This article was originally published on the National Environmental Treasure Blog
Last Saturday saw a major win for conservation in Canada. The area around the Jumbo Valley in southeastern British Columbia will now become the Central Purcell Mountains Indigenous Protected and Conserved Area (IPCA). Known as Qat’muk, this area is a critical habitat for wildlife and “holds spiritual significance for the Ktunaxa as the home of the Grizzly Bear Spirit,” according to the Nelson Star. It is also part of the Yellowstone to Yukon corridor, which connects roaming grizzly bears between Canada and the United States.
What are Indigenous Protected and Conserved Areas (IPCA)?

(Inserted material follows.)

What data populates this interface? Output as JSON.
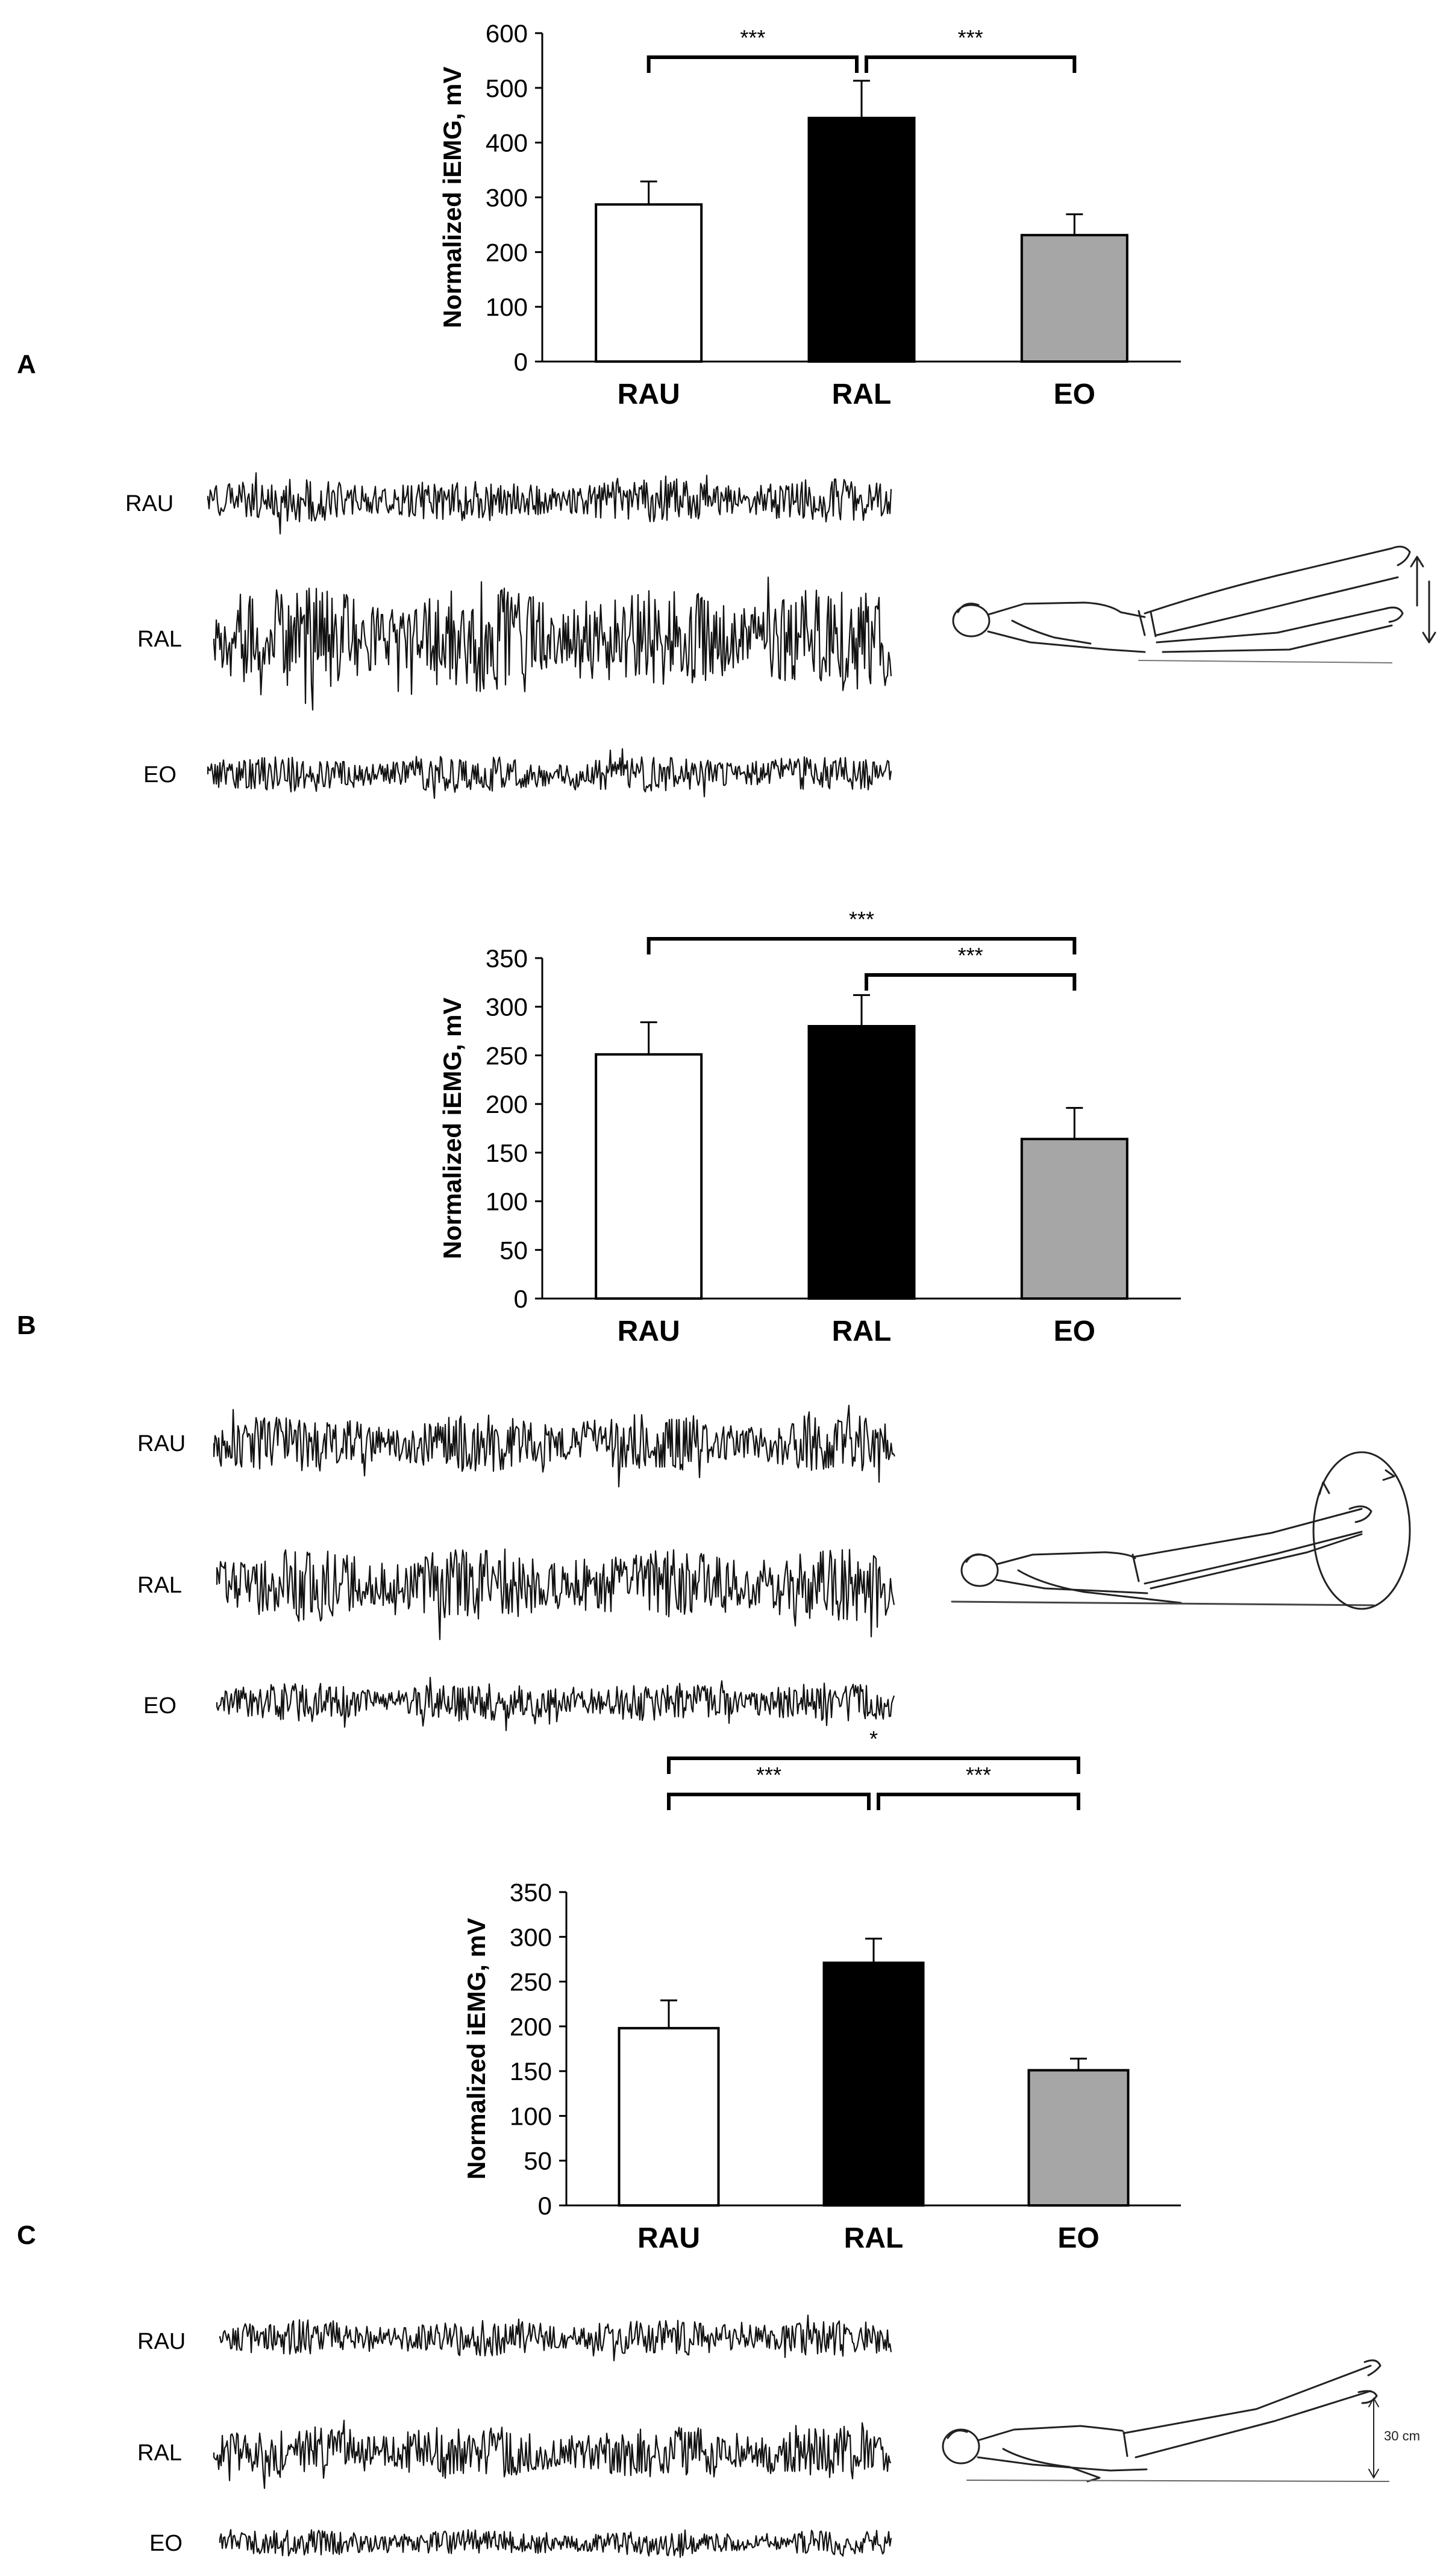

IPCA’s came about after the 2020 Biodiversity Goals and Targets for Canada were created in response to the global Aichi Biodiversity Targets. Canada Target 1 highlighted the need for establishing more protected areas, as it aims to protect at least 17% of terrestrial areas and inland water along with 10% of coastal and marine areas by 2020. However, it was immediately understood that mass collaboration across governments and communities was necessary in achieving this goal, especially with Indigenous Peoples.
The Indigenous Circle of Experts (ICE) along with a National Advisory Panel were established in order to provide advice and recommendations for achieving Target 1. Through a series of on-the-ground outreach and engagement activities, ICE determined a need for IPCA’s. From “Tribal Parks, Indigenous Cultural Landscapes, Indigenous Protected Areas, and Indigenous conserved areas,” they come in many different forms. Their main role is to protect and conserve ecosystems, as outlined in their report, We Rise Together. This is achieved by applying “Indigenous laws, governance and knowledge systems” with culture and language at the center of their processes.
Establishing the Qat’muk IPCA
While this project will take a number of years, the Ktunaxa Nation will work with the federal and provincial governments along with other organizations to establish this area as a conservation zone. Immediate priorities will be to identify stewardship objectives and to define boundaries for the 70,000 hectares of protected land, according to Vic News. This victory comes after a nearly 30-year battle against a planned ski resort and is indeed great win for protecting both biodiversity and Indigenous culture in Canada.